Although he may have not been as artistic as Notley and Brainard, Ted Berrigan was a prominent face of the New York School poets and was infatuated with visual art. Berrigan made numerous collages and mixed media projects throughout his active years and always seemed to find a way into the art community of New York in the 1960s.

 

In Berrigan’s The Sonnets, the uses of imagery provides a visualization for the reader almost equivalent to Brainard’s I Remember. The reader is able to visualize each line, but is then required to make a new picture for themselves as they move to the next line. The way these poems were created may provide some insight into this visualization technique. Berrigan would take various poems that he enjoyed and saw potential in, but had never been published or used in the past. Berrigan would then go through this stack of poems, and pick a line. He would do this until he had 12 lines of his sonnet. From there, he was able to finish the last two lines and complete the sonnet. This resembles the collage technique used by Brainard and other New York School poets. 

 

Even when creating poems, Berrigan was using this assembly / collage technique from previous works to make a new one. Even though the final draft seemed to be just a poem, visual art techniques were used to create these works. There is even references of his friend Joe Brainard in The Sonnets. Ted even uses one of Brainard’s collages as inspiration for one of the sonnets, number 14.

 

Berrigan used visual art and visual art techniques to expand upon his works. He used visual art to make things better, to make them new. It added a fresh and tasteful aspect that Berrigan could use to reinvent.

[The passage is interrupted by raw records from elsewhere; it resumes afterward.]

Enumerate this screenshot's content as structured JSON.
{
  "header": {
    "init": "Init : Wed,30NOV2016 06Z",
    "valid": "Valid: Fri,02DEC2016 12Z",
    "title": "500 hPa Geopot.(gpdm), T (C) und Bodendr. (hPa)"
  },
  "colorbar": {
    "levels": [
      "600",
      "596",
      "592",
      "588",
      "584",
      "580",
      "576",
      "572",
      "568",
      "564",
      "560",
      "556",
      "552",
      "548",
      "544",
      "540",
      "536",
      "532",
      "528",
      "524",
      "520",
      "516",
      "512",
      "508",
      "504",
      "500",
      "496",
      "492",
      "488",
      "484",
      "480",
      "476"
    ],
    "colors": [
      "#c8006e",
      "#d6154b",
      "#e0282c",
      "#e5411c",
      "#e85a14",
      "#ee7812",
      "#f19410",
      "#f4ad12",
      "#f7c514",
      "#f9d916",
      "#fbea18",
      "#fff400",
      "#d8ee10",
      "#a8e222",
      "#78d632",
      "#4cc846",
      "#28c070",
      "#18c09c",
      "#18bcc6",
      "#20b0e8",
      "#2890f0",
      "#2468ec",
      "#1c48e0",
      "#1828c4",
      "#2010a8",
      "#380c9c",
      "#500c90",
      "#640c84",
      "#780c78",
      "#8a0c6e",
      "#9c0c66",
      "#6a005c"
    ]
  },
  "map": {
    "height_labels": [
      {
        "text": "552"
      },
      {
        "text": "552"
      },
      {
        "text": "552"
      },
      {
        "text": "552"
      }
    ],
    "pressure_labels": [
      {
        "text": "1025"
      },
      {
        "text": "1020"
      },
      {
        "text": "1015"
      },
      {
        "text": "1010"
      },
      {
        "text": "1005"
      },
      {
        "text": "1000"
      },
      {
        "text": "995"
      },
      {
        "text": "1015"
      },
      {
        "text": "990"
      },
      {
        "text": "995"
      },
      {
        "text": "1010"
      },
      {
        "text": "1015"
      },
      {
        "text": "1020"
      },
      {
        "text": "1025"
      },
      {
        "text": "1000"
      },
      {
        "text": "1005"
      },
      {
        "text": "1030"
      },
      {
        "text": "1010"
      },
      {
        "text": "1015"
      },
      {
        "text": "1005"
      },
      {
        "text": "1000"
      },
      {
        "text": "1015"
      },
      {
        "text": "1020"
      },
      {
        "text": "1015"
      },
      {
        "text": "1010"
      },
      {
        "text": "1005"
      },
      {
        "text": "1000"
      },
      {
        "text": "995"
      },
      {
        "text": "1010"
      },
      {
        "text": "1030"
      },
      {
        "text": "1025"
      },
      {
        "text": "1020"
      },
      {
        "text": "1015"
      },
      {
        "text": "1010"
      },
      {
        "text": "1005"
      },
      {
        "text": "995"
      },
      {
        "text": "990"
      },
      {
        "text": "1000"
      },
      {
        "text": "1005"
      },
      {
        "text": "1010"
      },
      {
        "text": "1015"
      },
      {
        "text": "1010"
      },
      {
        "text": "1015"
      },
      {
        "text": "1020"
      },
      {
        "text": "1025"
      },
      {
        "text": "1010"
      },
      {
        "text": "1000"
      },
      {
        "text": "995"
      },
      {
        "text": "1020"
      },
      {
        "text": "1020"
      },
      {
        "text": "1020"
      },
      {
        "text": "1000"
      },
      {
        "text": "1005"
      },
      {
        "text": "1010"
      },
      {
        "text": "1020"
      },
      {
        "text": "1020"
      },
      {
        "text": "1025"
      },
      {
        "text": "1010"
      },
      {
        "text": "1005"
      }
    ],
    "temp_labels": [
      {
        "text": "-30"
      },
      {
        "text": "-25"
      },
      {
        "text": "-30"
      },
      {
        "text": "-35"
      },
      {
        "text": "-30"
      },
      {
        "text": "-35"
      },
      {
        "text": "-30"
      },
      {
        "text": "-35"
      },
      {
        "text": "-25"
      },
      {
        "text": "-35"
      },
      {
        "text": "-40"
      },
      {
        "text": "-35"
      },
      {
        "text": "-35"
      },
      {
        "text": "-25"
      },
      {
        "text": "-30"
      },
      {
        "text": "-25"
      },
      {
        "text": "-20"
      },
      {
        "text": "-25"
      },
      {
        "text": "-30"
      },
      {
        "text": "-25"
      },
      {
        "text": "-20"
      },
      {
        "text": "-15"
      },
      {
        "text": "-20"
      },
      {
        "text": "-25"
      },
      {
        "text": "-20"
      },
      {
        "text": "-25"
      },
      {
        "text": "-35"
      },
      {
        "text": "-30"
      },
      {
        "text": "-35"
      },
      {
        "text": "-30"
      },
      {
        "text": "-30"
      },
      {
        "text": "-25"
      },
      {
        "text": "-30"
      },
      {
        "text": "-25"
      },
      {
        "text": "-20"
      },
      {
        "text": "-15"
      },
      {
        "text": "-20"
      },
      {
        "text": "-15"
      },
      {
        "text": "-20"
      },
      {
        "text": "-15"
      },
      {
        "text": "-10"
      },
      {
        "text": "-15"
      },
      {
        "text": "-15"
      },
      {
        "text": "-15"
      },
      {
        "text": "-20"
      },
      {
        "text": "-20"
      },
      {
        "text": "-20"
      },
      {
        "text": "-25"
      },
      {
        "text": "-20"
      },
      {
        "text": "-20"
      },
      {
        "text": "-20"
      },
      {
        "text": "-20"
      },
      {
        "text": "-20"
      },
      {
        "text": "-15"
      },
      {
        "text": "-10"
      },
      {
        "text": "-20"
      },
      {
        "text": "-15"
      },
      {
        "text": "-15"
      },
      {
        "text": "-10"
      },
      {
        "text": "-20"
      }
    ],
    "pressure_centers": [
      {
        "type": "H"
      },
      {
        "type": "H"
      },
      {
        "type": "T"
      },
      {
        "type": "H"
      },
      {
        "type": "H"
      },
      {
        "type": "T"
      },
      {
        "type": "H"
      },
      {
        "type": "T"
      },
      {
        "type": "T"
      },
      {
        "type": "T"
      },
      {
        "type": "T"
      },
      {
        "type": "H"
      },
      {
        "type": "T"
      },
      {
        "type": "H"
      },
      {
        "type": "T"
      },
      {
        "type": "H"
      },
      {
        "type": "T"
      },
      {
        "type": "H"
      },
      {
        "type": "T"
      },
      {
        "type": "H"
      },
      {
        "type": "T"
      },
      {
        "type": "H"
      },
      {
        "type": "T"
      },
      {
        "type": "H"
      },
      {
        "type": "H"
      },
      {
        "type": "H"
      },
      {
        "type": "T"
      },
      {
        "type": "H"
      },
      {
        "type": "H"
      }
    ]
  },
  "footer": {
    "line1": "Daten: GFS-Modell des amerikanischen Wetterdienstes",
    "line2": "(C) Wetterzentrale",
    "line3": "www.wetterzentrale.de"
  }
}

Berrigan was also went through a period in his life where he wrote for the widely circulated art magazine, ARTnews. Taking after his predecessors such as John Ashbery and Frank O’Hara of the first generation New York poets, Berrigan wanted to continue to immerse himself in the art community ever growing around him (Sturm). Berrigan’s knowledge of visual art and his aesthetic vocabulary seen in these reviews is also a reflection of his writings, more specifically, The Sonnets.

 

Even in Berrigan’s numerous notebooks, each page had doodles and drawings of various items. Drawings by brainard’s Nancy seem to have been cut out and pasted onto the ined pages, and several self-portraits are scattered throughout the several notebooks at the Emory Rose library. Berrigan’s mind always seemed to be racing in these journals, always trying to get the thought down that he just had. The writing is scattered, sideways, and messy, while his art is the exact opposite. The art was never rushed, no matter who it was by, and always made an impact on the page that it resided on.

 

Photographs were also a big part of Berrigan’s notebooks. There were countless pictures of his children, friends, and Alice Notley, his wife. Drawing on the photographs was not uncommon either. Possibly these notebooks were meant to be their own sort of visual art in itself.